不思議な症状…強迫性障害
不思議な症状…強迫性障害
強迫性障害とは、考えてみれば本当に不思議な病気です。
強迫対象以外への判断力が犯されていませんし、許されないときには強迫行為をしないでおれます。
強迫観念は少々強迫行為よりは厄介ですが、火事など身の危険に晒されているような状況では少なくとも停止できます。
それなのに、患者さんは自分ではどのような状況にあっても、「強迫状態はコントロールできない」と確信しているかのように強迫行為や強迫観念を自ら実行します。

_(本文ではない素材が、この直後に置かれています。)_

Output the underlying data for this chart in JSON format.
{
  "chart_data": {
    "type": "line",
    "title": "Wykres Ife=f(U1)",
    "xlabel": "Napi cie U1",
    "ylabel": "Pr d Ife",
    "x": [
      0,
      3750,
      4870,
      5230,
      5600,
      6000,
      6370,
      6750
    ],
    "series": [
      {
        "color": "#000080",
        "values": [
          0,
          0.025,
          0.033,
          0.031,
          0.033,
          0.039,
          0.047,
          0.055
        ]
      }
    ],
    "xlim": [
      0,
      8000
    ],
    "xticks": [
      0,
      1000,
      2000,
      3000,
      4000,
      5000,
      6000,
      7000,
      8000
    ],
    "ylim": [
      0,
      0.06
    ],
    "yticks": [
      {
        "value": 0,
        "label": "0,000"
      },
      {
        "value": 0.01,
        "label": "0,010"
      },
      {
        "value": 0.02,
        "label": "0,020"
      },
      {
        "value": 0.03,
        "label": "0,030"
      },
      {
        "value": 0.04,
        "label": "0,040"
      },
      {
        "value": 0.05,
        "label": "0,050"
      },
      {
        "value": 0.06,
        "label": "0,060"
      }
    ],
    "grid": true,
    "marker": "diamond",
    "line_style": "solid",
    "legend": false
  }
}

自分でも、非論理的なことをしていると認識しているにもかかわらずです。
これが不思議な点であり、治療が難しい要因でもあるのです。
おかしなことをしていて、しかも苦しくなることを自分で選択して実行しているのに、けっして自分からは止めようとしないのですから、これがまた不思議な点です。
しかし、おかしくて苦しいのに止められないのは正当な理由があるのです。
強迫行為や強迫観念を行わない方が100倍苦しいのです。
そして、強迫行為を行えば少しの間ですが、即座に楽になるものですから行ってしまうのです。
我慢することで生じる「もっと苦痛なこと」が生じないように、苦痛な強迫を行うのです。
動物は、行っている最中か、し終わって1分以内に「いいこと」が起こると、その行動をもっとするようになるという大原則から逃れることができません。
即ち、もっと苦痛なことが起こらないという中期的「いいこと」が生じ、そのうえ強迫を行うと即座に一瞬は楽になるという即時的「いいこと」が起こるので、強迫は強固に維持されるのです。
このパターンを打ち破るのは、治療においても非常に難しいことです。
お薬が著効する例は1割に満たないと思います。
有効とされる暴露反応妨害法が実行できる患者さんは殆どいません。
さてさて、魔法のように短期間で効果が得られる治療法はないものでしょうか…
メタ認識療法の専門家が日本でも現れてくれば、魔法が起こるかもしれません。
不安障害には本で読んだ方法を施行するだけでも効果が認められるのですが、強迫性障害にはそうはいかないようです。
小生も本でしか見たことがない治療法ですが、不安障害には確かに効果があるので、期待しつつ専門家の登場を待つことにしましょう。